In case of large-scale renewable energy plants, production output is regularly reviewed to ensure ROI. This is different for small plants. By comparing predicted production based on past meteorological data with actual production of a PV power plant, we estimate plant's condition and predict next required maintenance. The analysis detects performance losses and, therby, enhances economic profits. This challenge was part of the Energy Hackdays 2019 (https://hack.opendata.ch/project/284).


## Model

$q_{t,p} = \alpha_0 + \alpha_1 \times \hat{q}_{t,p}(\omega_{t-1}) + \epsilon_{t,p}$,
where $q_{t,p}$ is actual production, $\hat{q}_{t,p}$ estimated potential production based on past weather parameters $\omega_{t-1}$. 

## Approach
1. Estimate potential production based on past weather parameters $\hat{q}_{t,p}(\omega_{t-1})$
2. Compare this estimation with actual production $q_{t,p}$


In [1]:
import pandas as pd
import matplotlib.pyplot as plt
import statsmodels.api as sm
import seaborn as sns
import ppscore as pps
import sys,os

In [2]:
os.chdir("..")
sys.path.append(os.getcwd())
from preprocessor.paths import (PATH_TO_PLANT_A,
                                 PATH_TO_PLANT_B,
                                 PATH_TO_PLANT_C,
                                 PATH_TO_WEATHER)
from preprocessor.preprocessor import Preprocessor

In [3]:
data_plant_a = Preprocessor(PATH_TO_PLANT_A, "timestamp").df_indexed_utc
data_plant_a = Preprocessor(PATH_TO_PLANT_A, "timestamp").df_indexed_utc
data_plant_c = Preprocessor(PATH_TO_PLANT_C, "timestamp").df_indexed_utc
data_weather = Preprocessor(PATH_TO_WEATHER, "local_time").df_indexed_utc

TypeError: _set_datetime_index() missing 1 required positional argument: 'local_time'

## Weather (Radiation) Prediction

### Which factors contribute most to PV production?

In [None]:
data_weather = WeatherPreprocessor(PATH_TO_WEATHER).df_indexed_utc

In [None]:
data = pd.merge(left=data_plant_a, right=data_weather,
                left_index=True, right_index=True)
data.columns

In [None]:
def heatmap(df):
    fig, ax = plt.subplots()
    heatmap = sns.heatmap(df, vmin=0, vmax=1, cmap="Blues", 
                          linewidths=0.5, annot=True, ax=ax)
    heatmap.set_title('PPS matrix')
    heatmap.set_xlabel('feature')
    heatmap.set_ylabel('target')
    return heatmap

In [None]:
def corr_heatmap(df):
    ax = sns.heatmap(df, vmin=-1, vmax=1, cmap="BrBG", linewidths=0.5, annot=True)
    ax.set_title('Correlation matrix')
    return ax

In [None]:
sns.set()
heatmap(pps.matrix(data))

In [None]:
corr_heatmap(data.corr())

In [None]:
sns.scatterplot(data=data, x="generation_kw", y="radiation_surface", alpha=0.1)

In [None]:
sns.scatterplot(data=data, x="generation_kw", y="radiation_toa", alpha=0.1)
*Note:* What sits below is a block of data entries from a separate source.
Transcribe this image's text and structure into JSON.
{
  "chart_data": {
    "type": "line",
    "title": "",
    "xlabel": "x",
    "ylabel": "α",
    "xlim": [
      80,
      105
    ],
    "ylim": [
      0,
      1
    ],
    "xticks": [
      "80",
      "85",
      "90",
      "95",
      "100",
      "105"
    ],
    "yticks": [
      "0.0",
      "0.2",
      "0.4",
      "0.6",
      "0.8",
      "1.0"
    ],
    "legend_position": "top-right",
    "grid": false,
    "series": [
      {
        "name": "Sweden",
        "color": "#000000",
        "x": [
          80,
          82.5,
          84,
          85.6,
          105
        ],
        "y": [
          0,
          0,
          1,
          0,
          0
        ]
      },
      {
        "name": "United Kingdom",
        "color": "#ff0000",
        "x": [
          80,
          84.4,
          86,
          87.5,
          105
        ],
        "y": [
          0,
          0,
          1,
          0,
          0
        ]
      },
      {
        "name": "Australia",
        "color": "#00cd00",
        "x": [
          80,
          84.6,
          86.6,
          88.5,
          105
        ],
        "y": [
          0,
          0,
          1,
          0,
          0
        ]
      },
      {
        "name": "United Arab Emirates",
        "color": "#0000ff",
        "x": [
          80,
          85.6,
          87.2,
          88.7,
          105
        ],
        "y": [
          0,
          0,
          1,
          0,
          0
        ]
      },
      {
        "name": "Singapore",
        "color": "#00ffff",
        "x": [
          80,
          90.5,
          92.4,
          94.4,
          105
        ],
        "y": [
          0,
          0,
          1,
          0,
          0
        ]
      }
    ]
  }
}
### Predict radiation in top of athmosphere based on past weather factors

#### Linear Regression

In [None]:
data["radiation_toa"].plot()

In [None]:
for col in data.columns:
    print(col)
    sns.distplot(data[col])
    plt.show()

In [None]:
data.columns

In [None]:
# separate our my predictor variables (X) from my outcome variable y
predictors = ['temperature', 'precipitation', 'snowfall', 'snow_mass', 'air_density', 
              'radiation_surface', 'cloud_cover']
X = data[predictors]
y = data['radiation_toa']

# Add a constant to the predictor variable set to represent the Bo intercept
X = sm.add_constant(X)
X

In [None]:
X[X.isna().sum(axis=1)>0]

In [None]:
# (1) select a significance value
alpha = 0.05

# (2) Fit the model
model = sm.OLS(y, X).fit()

# (3) evaluate the coefficients' p-values
model.summary()